The question is, why not? I think it depends on each one necessities. People usually think that you need a full-frame top quality camera to do good photos, but the reality is that it is not. You also can do good pictures with a Micro 4/3 camera sensors, even with a mobile phone. Because it does not depend on the sensor, or the camera itself, it only depends on your visual training, creativity, etc. Visual creativity is like a muscle. You have to train it to be better gradually.
The proof is there are a lot of professional photographers who use Micro Four-Thirds cameras regardless of the photography style: sports, weddings, fashion, nature, etc.

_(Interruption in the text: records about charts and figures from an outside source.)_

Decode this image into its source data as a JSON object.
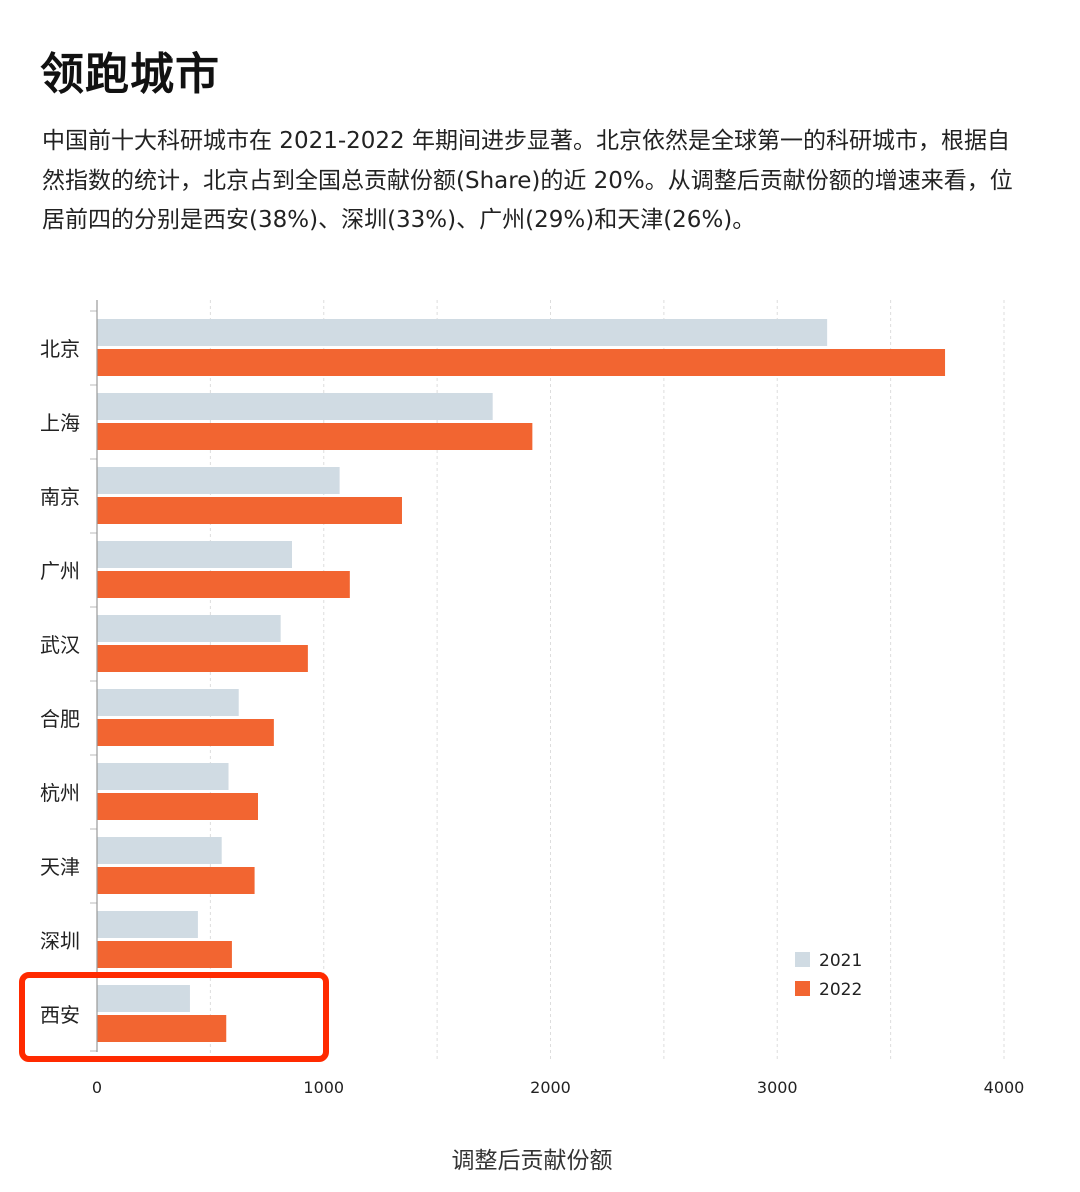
{
  "header": {
    "title": "领跑城市",
    "intro": "中国前十大科研城市在 2021-2022 年期间进步显著。北京依然是全球第一的科研城市，根据自然指数的统计，北京占到全国总贡献份额(Share)的近 20%。从调整后贡献份额的增速来看，位居前四的分别是西安(38%)、深圳(33%)、广州(29%)和天津(26%)。"
  },
  "chart_data": {
    "type": "bar",
    "orientation": "horizontal",
    "categories": [
      "北京",
      "上海",
      "南京",
      "广州",
      "武汉",
      "合肥",
      "杭州",
      "天津",
      "深圳",
      "西安"
    ],
    "series": [
      {
        "name": "2021",
        "color": "#d0dbe3",
        "values": [
          3220,
          1745,
          1070,
          860,
          810,
          625,
          580,
          550,
          445,
          410
        ]
      },
      {
        "name": "2022",
        "color": "#f26531",
        "values": [
          3740,
          1920,
          1345,
          1115,
          930,
          780,
          710,
          695,
          595,
          570
        ]
      }
    ],
    "xlabel": "调整后贡献份额",
    "ylabel": "",
    "xlim": [
      0,
      4000
    ],
    "xticks": [
      "0",
      "1000",
      "2000",
      "3000",
      "4000"
    ],
    "grid": "vertical dashed every 500",
    "legend": "bottom-right",
    "highlighted_category": "西安"
  }
}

I think if you don’t need extremely sharp images or very large printings, possibly it’s not worth for you to have a full-frame camera. Another point to take into account is the heavyweight and expensiveness of the equipment.
When travelling with video/photography gear, what do you usually take inside your bag?
I have the feeling I carry with more and more things in my backpack each time. I usually travel with the following gear:
- Panasonic GH5
- Olympus E-M10 Mark III
- Olympus 12-40mm f2.8 PRO
- Olympus 40-150mm f2.8 PRO
- 2x ND variable filters
- Zhiyun Weebill Lab Gimbal
- 7x GH5 batteries
- 3x Olympus E-M10 batteries
- GoPro 6 Black
- 8x Sandisk Extreme 128GB U3 Class 10 (90MB/s)
- A lens cleaner kit
- Chargers and cables
When in a location, what methods do you use to be able to focus your mind on just Photography, or just Video, or on the contrary, to switch between the two? (from our experience we know that it is not easy… haha!)
The better way for me is to travel with people who like photography or video. Because they are also people with creativity, and this pushes you to try new things or to spend time to do those shots you have in your mind.
Another thing I do is try to be in the present. Let your smartphone in the pocket and look at what surrounds you. I usually look in a ‘photographic mode’ trying to isolate elements of the people in the place. Looking upwards, downwards and turning around me. Sometimes there is a different new perspective behind you.
It is challenging to switch between video and photo. You have to know you will miss pictures for being taking videos, and vice-versa. Don’t worry, it is normal. I sometimes forget to take pictures. Because I mainly shoo video, what I do is try to remember to take some photos in every spot I am.
“My name is Manuel Viera, and I’m the founder of the ‘theroot’, which is my creative project. I’m from Spain, I live in Seville (Andalucía), and I work as a Cloud Operations Manager.”